L'histoire :
Michel Polnareff, artiste au talent d'arrangeur et mélodiste reconnu, a marqué le paysage de la variété française des années 60-70. Non seulement pour avoir insufflé à la chanson française un vent innovant de pop psychédélique kitsch et décomplexée, mais également pour ses frasques et ses provoques qui collaient à l'esprit de l'époque (cf. l'épisode quasiment inscrit au patrimoine français, des fesses sur son affiche à l'Olympia en 1973). Bref, un personnage singulier : complètement mégalomane, il use habillement de son image énigmatique, mêlant mystères quant au « vrai » Polnareff et coups d'éclat comme son exil aux États-Unis vers la fin des années 1970. Cette année 2007 fut celle d'un de ses nombreux come-back en France, façon « je t'aime moi non plus ». Et (donc) l'occasion de sortir une BD illustrant ses plus grands succès. Réalisé par un panel de dessinateurs français reconnus, l'album se présente sous forme de chapitres comme autant de morceaux de Polnareff, chacun d'entre eux confié à un illustrateur différent : ainsi « Lettre à France » a été confiée à Moebius, tandis que « On ira tous au paradis » a été traité par Éric Cartier. Les morceaux sont interprétés soit de façon illustrative à partir des paroles, soit en représentant Polnareff lui-même en train de les chanter.

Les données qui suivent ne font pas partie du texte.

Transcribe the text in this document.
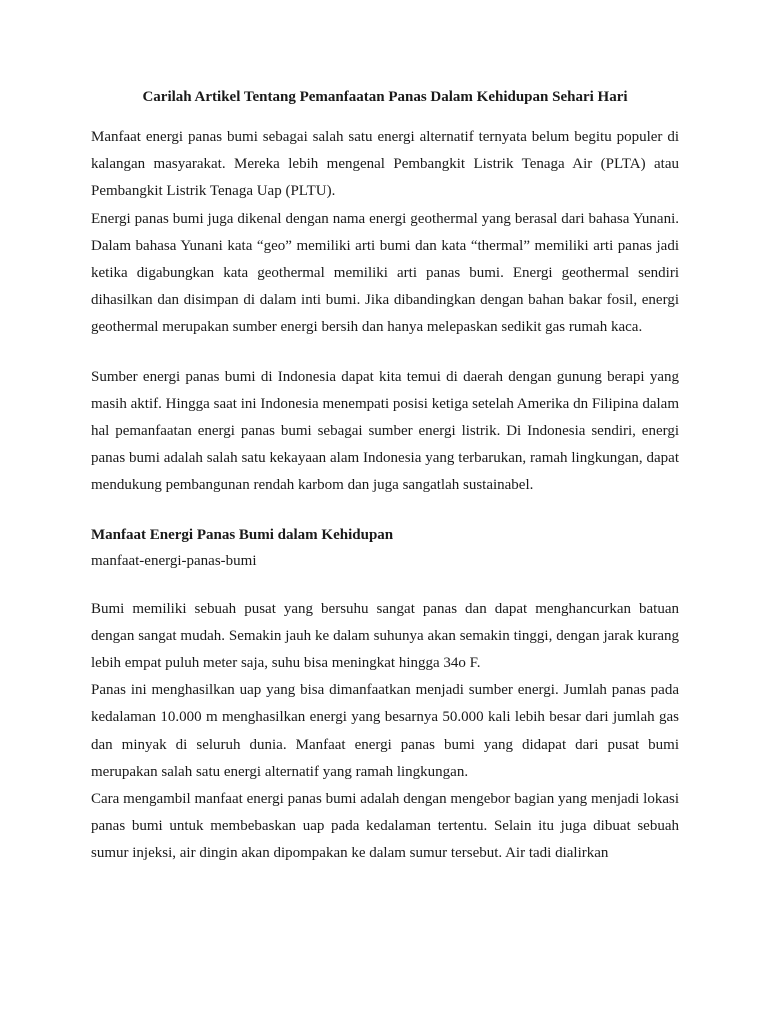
Carilah Artikel Tentang Pemanfaatan Panas Dalam Kehidupan Sehari Hari

Manfaat energi panas bumi sebagai salah satu energi alternatif ternyata belum begitu populer di kalangan masyarakat. Mereka lebih mengenal Pembangkit Listrik Tenaga Air (PLTA) atau Pembangkit Listrik Tenaga Uap (PLTU).

Energi panas bumi juga dikenal dengan nama energi geothermal yang berasal dari bahasa Yunani. Dalam bahasa Yunani kata “geo” memiliki arti bumi dan kata “thermal” memiliki arti panas jadi ketika digabungkan kata geothermal memiliki arti panas bumi. Energi geothermal sendiri dihasilkan dan disimpan di dalam inti bumi. Jika dibandingkan dengan bahan bakar fosil, energi geothermal merupakan sumber energi bersih dan hanya melepaskan sedikit gas rumah kaca.

Sumber energi panas bumi di Indonesia dapat kita temui di daerah dengan gunung berapi yang masih aktif. Hingga saat ini Indonesia menempati posisi ketiga setelah Amerika dn Filipina dalam hal pemanfaatan energi panas bumi sebagai sumber energi listrik. Di Indonesia sendiri, energi panas bumi adalah salah satu kekayaan alam Indonesia yang terbarukan, ramah lingkungan, dapat mendukung pembangunan rendah karbom dan juga sangatlah sustainabel.

Manfaat Energi Panas Bumi dalam Kehidupan

manfaat-energi-panas-bumi

Bumi memiliki sebuah pusat yang bersuhu sangat panas dan dapat menghancurkan batuan dengan sangat mudah. Semakin jauh ke dalam suhunya akan semakin tinggi, dengan jarak kurang lebih empat puluh meter saja, suhu bisa meningkat hingga 34o F.

Panas ini menghasilkan uap yang bisa dimanfaatkan menjadi sumber energi. Jumlah panas pada kedalaman 10.000 m menghasilkan energi yang besarnya 50.000 kali lebih besar dari jumlah gas dan minyak di seluruh dunia. Manfaat energi panas bumi yang didapat dari pusat bumi merupakan salah satu energi alternatif yang ramah lingkungan.

Cara mengambil manfaat energi panas bumi adalah dengan mengebor bagian yang menjadi lokasi panas bumi untuk membebaskan uap pada kedalaman tertentu. Selain itu juga dibuat sebuah sumur injeksi, air dingin akan dipompakan ke dalam sumur tersebut. Air tadi dialirkan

Ce qu'on en pense sur la planète BD :
Soleil propose ici un nouveau recueil illustrant la chanson française, dans la continuité d’une série d'albums dédiés à des artistes toujours très populaires. Objectif commercial oblige, le critère du « talent » est semble-t-il moins déterminant (trois tomes furent consacrés à Gainsbourg, mais un également à Obispo...). Tâchons de mettre de côté toute considération commerciale, même si cela est la seule raison d'être de cet album, pour émettre un jugement. Sans être inconditionnel de Polnareff, chacun connaît ses chansons et sait ce qu'elles évoquent (la libération sexuelle, les années psychédélique, un certain anticonformisme, le culte de la personnalité, la maîtrise de son image, etc.) Or, mise à part la toute première planche de l'album, signée De Longis, qui évoque bien l'image du jeune Polnareff, on ne retrouve pas grand chose de tout cela dans cet album. Les auteurs ont pour la plupart adopté le mode le plus banal et le plus linéaire de représentation des chansons : mettre quelques bulles retranscrivant les paroles de la chanson et les illustrer au premier degré de signification. Sauf que Polnareff écrivait sa musique et quasiment aucune de ses paroles. Or à part les textes, rien ne ressort des dessins, et certainement pas la musique qui va avec. Ah si, peut-être : certains en ont particulièrement bien saisi le côté kitsch ! La seule planche véritablement seventies, c'est celle de Moebius, qui fait du Moebius, sans forcer son talent. On sent bien que certains on tenté de sortir du schéma linéaire... Mais qu'ils ont surtout été attirés par l'idée d'un cachet « facile ». Et comment leur en vouloir, le monde de la BD n'étant pas vraiment facile de ce côté là. Les seuls à qui recommander cet album sont les fans fétichistes, pour qui la possession de tout objet étiqueté «Polnareff » est importante, et qui n'auront même pas à ouvrir l'album.